Es ist wieder Zeit Häuserfassaden zu bespringen, über Dächer zu klettern und Menschen zu meucheln. Es ist wieder Zeit, um für sich und die Bruderschaft Gerechtigkeit zu bringen. Na, um welches Spiel handelt es sich? Richtig, Assassin's Creed Unity! Nun schauen wir uns das Spektakel einmal genauer an und testen es auf Herz und Nieren.

Alles neu
In Assassin's Creed Unity führt Ubisoft einige Änderungen an den Standbeinen durch, die in allen bisherigen Ablegern bisher nahezu unangetastet blieben. So ist die größte Änderung die Einführung des kooperativen Modus, welcher mit der Streichung des bisher bekannten Multiplayer-Modus einhergeht. Hier können jetzt je nach Mission zwischen zwei bis vier Assassinen einer Aufgabe nachgehen. Zudem darf man eine Bruderschaft gründen, der Freunde dann beitreten können. Die gemeinsamen Missionen lehnen sich an die Singleplayer-Aufgaben an. Im Großen und Ganzen wird man also entweder losgeschickt, um jemanden an das Licht am Ende des Tunnels zu führen, oder um eine Person zu eskortieren. Vor allem mit der entsprechenden Koordination zwischen den Mitspielern macht dieser Modus Laune. Wenn man allerdings mit zufälligen Spielern eine Mission bestreitet, erweist sich das Koordinieren schon aufgrund der oftmals auftretenden Sprachdifferenzen als sehr schwierig. Entsprechend wird das Erfüllen der Mission damit auch ein großer Kraftakt. Fazit: Definitiv besser mit Freunden.

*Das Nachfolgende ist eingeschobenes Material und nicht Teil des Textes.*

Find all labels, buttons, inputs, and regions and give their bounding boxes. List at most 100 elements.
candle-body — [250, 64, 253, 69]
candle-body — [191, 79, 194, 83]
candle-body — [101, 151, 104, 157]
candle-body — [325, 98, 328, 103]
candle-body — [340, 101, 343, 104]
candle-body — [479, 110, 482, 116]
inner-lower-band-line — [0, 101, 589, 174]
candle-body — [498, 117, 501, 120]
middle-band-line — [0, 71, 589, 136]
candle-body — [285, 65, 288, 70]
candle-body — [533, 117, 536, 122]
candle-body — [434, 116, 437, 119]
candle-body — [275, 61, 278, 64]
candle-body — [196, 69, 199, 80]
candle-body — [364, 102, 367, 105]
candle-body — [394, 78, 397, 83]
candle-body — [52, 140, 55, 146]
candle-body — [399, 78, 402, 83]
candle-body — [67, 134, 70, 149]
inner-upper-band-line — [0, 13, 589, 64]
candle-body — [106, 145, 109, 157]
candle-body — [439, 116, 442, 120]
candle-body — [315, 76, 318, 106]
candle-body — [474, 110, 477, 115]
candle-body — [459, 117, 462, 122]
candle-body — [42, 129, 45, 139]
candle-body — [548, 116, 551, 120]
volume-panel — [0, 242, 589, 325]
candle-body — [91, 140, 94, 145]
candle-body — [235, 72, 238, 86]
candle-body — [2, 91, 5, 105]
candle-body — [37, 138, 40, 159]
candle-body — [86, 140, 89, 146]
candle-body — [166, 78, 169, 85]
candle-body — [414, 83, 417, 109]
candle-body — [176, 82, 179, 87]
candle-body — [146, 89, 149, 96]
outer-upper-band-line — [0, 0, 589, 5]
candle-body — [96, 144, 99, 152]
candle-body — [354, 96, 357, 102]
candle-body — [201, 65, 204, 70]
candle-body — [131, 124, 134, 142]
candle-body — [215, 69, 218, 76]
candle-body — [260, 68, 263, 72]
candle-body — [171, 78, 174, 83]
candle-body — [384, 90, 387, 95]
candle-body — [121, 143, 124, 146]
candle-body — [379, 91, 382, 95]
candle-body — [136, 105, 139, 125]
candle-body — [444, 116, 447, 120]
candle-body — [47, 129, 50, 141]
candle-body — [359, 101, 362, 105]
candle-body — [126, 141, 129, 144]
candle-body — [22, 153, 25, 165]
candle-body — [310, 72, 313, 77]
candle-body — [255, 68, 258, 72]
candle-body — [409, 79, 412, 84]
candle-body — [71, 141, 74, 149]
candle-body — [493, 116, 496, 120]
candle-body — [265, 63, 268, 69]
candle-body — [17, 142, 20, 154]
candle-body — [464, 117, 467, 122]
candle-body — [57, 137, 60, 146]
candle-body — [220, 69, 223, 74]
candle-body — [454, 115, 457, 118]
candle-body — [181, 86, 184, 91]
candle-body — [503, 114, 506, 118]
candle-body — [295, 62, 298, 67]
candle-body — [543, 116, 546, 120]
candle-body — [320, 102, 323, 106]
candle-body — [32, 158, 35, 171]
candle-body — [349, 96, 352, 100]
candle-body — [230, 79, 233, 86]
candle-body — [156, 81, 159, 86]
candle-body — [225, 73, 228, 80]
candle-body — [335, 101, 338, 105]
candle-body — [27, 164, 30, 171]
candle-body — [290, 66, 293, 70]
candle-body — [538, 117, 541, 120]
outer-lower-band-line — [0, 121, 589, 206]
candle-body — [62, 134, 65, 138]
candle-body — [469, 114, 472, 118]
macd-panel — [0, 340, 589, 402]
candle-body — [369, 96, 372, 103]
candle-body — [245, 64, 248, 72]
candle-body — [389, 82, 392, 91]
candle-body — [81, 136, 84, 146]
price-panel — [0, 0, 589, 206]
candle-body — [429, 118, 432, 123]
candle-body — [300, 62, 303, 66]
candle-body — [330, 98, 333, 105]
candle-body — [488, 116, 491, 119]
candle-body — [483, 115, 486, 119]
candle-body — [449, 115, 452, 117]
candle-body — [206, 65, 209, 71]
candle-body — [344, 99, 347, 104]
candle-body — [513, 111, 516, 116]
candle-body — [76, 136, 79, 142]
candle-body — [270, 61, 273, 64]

acunity_masseAC Unity kann sehr viele NPCs darstellen. Noch viel mehr als auf diesem Bild.

Weitere grundlegende Änderungen finden sich in den Kampf- und im Parkoursystemen wieder. Das Kampfsystem der vorangegangen Assassin's-Creed-Teile war sehr simpel gehalten und entsprach im weitesten Sinne einer dauerhaften Block-Konter-Folge. Hier hat Ubi den Korrekturstift angesetzt und ein deutlich anspruchsvolleres und vor allem spannenderes System eingebaut. Den Zeitpunkt für das perfekte Blocken eines gegnerischen Angriffs abzupassen ist durch diverse neue Animation und Finten seitens der Gegner deutlich erschwert worden. Weiterhin fällt auf, dass nun auch mehrere Gegner den Spieler gleichzeitig angreifen, wodurch das Ausweichen eine stärkere Rolle einnimmt. Wenn man beispielsweise drei Gegnern gegenübersteht, versuchen diese sich schlau zu formieren und einen kleinen Kreis um einen zu bilden, wodurch man auch stets auf das eigene Stellungsspiel achten muss, um nicht eingekesselt zu werden. Zu guter Letzt sterben Gegner nicht sofort durch einen Schwertstreich, sondern besitzen einen Lebensbalken. Ab einem bestimmten Punkt ist es dann möglich, den Gegner durch einen Konter oder durch eine Angriffswelle zu überrumpeln und zu beseitigen.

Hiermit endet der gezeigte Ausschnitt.